In 1803 Agnes Hastwell bought a plot of ground by the side of Mill Gill near the turnpike road for £28 and shortly afterwards built a mill there. This mill was commonly known as ‘Low Mill' to distinguish it from West Mill and the Flax mill further up stream.
For 22 years Agnes built up a successful business as a spinner and weaver of local wool. Producing worsted cloth, blankets and rough tweed and also being a collection centre for hand knitted garments brought in from the outlying farms and hamlets. Legend has it that the sailors at Trafalgar wore knitted socks from Askrigg.
The Mill continued as a woollen manufacturing centre under various different owners until 1873 when it was taken over by Thomas Weatherald. Low Mill then became a joinery shop. Work in wood from this shop can be seen throughout the dale. Front doors, roofing timbers, gates, pulpits, pews, furnishings and staircases can still be seen. Much of the work will never be seen, as over the years 2,500 coffins have been made.
Then in 1974 Weatherald's moved over the road the new and bigger premises and Low Mill was sold to The Askrigg Foundation. Then in 1976 Low Mill Young People's Centre was born.
Malcolm Stonestreet and The Askrigg Foundation established Low Mill in 1976. Malcolm's aim for the Centre was to share the beauty of the Yorkshire Dales with young people. The Centre was to provide a setting where they could develop their physical, mental, and spiritual well being, no matter what their circumstances or abilities.
The first Warden of the Centre was Mr Jennison Stocks who was appointed by a committee of trustees. It was this committee of local people who helped with raising the money for the charity.

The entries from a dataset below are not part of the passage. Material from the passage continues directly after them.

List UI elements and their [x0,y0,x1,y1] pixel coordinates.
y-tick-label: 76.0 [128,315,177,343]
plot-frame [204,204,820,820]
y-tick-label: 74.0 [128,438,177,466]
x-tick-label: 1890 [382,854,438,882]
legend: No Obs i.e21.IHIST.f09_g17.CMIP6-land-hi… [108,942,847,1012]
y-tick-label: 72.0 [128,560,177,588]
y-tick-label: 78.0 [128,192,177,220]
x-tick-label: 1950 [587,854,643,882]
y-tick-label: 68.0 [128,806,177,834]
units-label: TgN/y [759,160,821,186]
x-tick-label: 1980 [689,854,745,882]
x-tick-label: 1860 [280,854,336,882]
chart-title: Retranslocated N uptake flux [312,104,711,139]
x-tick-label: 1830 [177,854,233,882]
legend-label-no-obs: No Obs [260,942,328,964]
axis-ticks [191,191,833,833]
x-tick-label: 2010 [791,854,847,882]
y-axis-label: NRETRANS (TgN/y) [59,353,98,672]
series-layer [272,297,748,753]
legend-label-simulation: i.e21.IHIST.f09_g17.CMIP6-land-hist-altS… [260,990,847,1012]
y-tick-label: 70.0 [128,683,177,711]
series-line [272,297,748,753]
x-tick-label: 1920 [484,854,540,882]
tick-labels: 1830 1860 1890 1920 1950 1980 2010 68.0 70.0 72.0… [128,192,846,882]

At this time the building provided accommodation for 26 guests. Then in 1981 the Wing was built. This was specifically designed to accommodate people using wheelchairs and increased the capacity to 40.
Phil Woodyer took over as Head of Centre in 1993. The cottage next door to the Centre became accommodation for the Instructors. The garage behind the cottage was converted into the equipment store. In 1996 the porch and electric doors improved the access to the front of the building and the Kingfisher path was built up the side of the stream.
In 1999 a barn behind Marsett village was bought and converted into a bunk barn, which was opened in the year 2000. This added another dimension to The Low Mill Experience.
In 2008 Phil Woodyer retired and passed on the mantle to Terry Hailwood.